Data published by the United States Arms Control and Disarmament Agency (ACDA) show higher levels of spending on defense, which, according to ACDA figures, averaged about US$1.5 billion annually during the decade 1983-93. The peak levels of spending were between 1985 and 1987, when levels of about US$2 billion were recorded. As ACDA notes, data on military expenditures are of uneven accuracy and completeness. In addition to accuracy problems caused by sharp variations in exchange rates, capital spending and arms purchases may be omitted in official data.
Based on data from The Military Balance, military expenditures were 0.9 percent of gross domestic product (GDP) in 1995. Military expenditures amounted to US$17 per capita in that year, reversing a declining trend that saw per capita expenditures drop from US$20 in 1985 to US$13 in 1991. The economic burden of the Mexican military establishment is comparable to the average expenditure for Central American countries.
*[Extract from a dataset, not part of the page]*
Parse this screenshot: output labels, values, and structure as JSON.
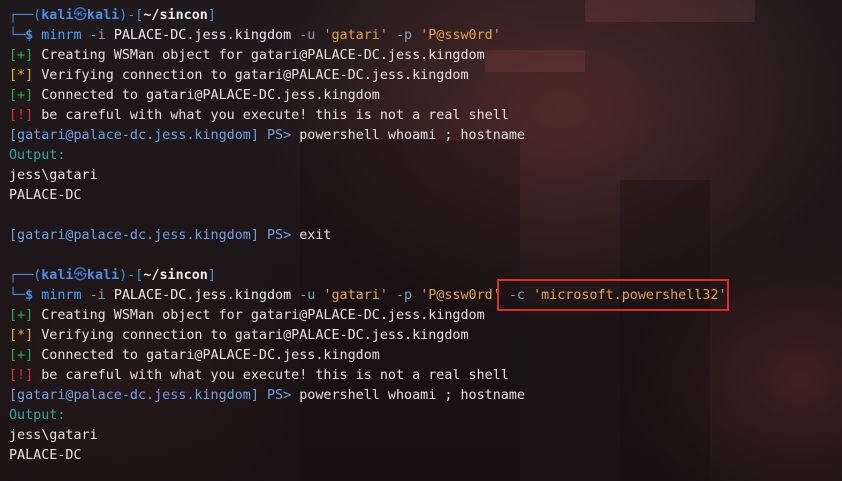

Because of the small size of the Mexican military, upgrades, parts, and maintenance are usually provided through a package negotiated at the time of the sale of the hardware or weapons system. Base maintenance and upgrades are performed entirely by the military using Mexican sources. Logistics are not as sophisticated as in the U.S., since the military is so small and there are few troop movements because of the absence of external threats.
Mexico will spend about $1 billion soon on various hardware. Mexico must replace its aging C-130A transports, and its ground vehicles also need updating. Its Air Force consists of obsolete F-5's. It's helicopter fleet also needs updating, and its naval fleet dates from World War II. It has very few blue water ships and will likely purchase more in order to protect its fishing grounds. The Mexican military also has requirements for ground radars, satellite communications, as well as night vision equipment.
The defense industry has a very decentralized and informal purchasing system. There are no formal public bids, and no written procurement regulations. Most requirements are sent out through informal channels, and it is necessary to be plugged into the largely hidden, word-of-mouth information network. For these reasons, most sales go through well-know Mexican companies which represent U.S. agents and companies in Mexico. The Ministry of National Defense and the Navy decide what they need and talk to various providers as necessary. They will almost always call the MLO at the U.S. Embassy, who will then contact U.S. suppliers. Once they decide (through a process totally internal to the ministry), they merely request funds from the President of Mexico and buy what they need.